Core concepts to adopt (from multiple proposals):

Concept Source Why
decision_origin flag fable-5 Cleanly gates which rewrite subset applies; preserves llm_failed protection
tick as sole iteration incrementer fable-5, gpt-5.4 Prevents drift in attempt tracking
Deterministic ladder in select fable-5 Preserves exact ordering of today's early returns
Single decision_policy / enforce_policy node gpt-5.4, gpt-5.5, kimi-2.6 Avoids graph noise from splitting every rewrite
Phase 1: extract without rewiring fable-5, gpt-5.5, opus Keeps tests green at every step
Bump planner thread namespace fable-5 Concrete mitigation for in-flight checkpoint breakage
Anti-patterns list gpt-5.4 "Don't mutate state in edge functions," "Don't split every rule"

The sweet spot is between glm-5.1's 2 nodes (too few) and opus's 14 nodes (too many). The fable-5 proposal's 5 nodes (tick, prepare, select, decide, guard) is the right granularity.

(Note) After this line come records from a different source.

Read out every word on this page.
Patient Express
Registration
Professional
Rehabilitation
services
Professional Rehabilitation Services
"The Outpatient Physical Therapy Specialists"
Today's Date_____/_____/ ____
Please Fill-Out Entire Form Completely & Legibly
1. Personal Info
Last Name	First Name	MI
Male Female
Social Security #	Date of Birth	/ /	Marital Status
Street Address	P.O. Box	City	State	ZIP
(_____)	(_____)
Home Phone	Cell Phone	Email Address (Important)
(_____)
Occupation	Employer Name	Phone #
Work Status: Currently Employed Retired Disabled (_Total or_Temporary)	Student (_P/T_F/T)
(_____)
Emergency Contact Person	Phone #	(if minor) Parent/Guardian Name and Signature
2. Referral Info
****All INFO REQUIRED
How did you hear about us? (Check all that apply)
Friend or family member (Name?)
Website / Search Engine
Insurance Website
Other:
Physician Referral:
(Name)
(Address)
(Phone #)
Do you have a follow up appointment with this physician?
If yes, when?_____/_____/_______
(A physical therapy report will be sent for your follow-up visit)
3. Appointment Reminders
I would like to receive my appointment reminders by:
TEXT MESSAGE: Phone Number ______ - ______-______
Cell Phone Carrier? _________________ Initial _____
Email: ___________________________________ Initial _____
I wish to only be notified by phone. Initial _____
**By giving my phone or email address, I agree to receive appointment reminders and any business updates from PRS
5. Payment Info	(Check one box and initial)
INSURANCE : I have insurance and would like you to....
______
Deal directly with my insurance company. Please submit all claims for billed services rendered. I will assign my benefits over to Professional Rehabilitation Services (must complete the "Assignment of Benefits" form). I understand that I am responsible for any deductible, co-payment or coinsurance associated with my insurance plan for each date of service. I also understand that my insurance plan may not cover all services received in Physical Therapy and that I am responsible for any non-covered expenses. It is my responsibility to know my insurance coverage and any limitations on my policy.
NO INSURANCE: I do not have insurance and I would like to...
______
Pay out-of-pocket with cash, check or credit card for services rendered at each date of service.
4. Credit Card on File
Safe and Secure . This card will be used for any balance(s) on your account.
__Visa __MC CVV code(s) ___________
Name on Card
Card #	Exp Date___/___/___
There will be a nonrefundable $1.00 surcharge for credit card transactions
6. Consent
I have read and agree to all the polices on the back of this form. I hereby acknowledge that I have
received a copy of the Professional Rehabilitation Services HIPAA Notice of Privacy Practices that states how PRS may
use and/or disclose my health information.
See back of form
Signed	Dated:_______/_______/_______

  1. Extract helpers without graph changes — plan_node becomes thin sequential composition
  2. Add decision_origin and llm_failed to State — serializer-compatible with defaults
  3. Rewire graph — register 5 nodes, add conditional edges, bump thread namespace
  4. Delete plan_node — update tests and docs

What NOT to do:

  • Don't split correctors into individual nodes. A single enforce_policy / guard node handles all post-LLM rewrites. The sequential chain adds checkpoint writes with zero routing benefit.
  • Don't add _route to state. Use decision_origin + decision.action for routing. Transient routing fields pollute checkpoints.
  • Don't make plan self-loop. Decomposition belongs in prepare, not as a post-LLM loop.
  • Don't move state mutation into edge functions. Edge functions should be pure predicates.
  • Don't split region/currency into separate nodes. One bootstrap_gate or include in tick.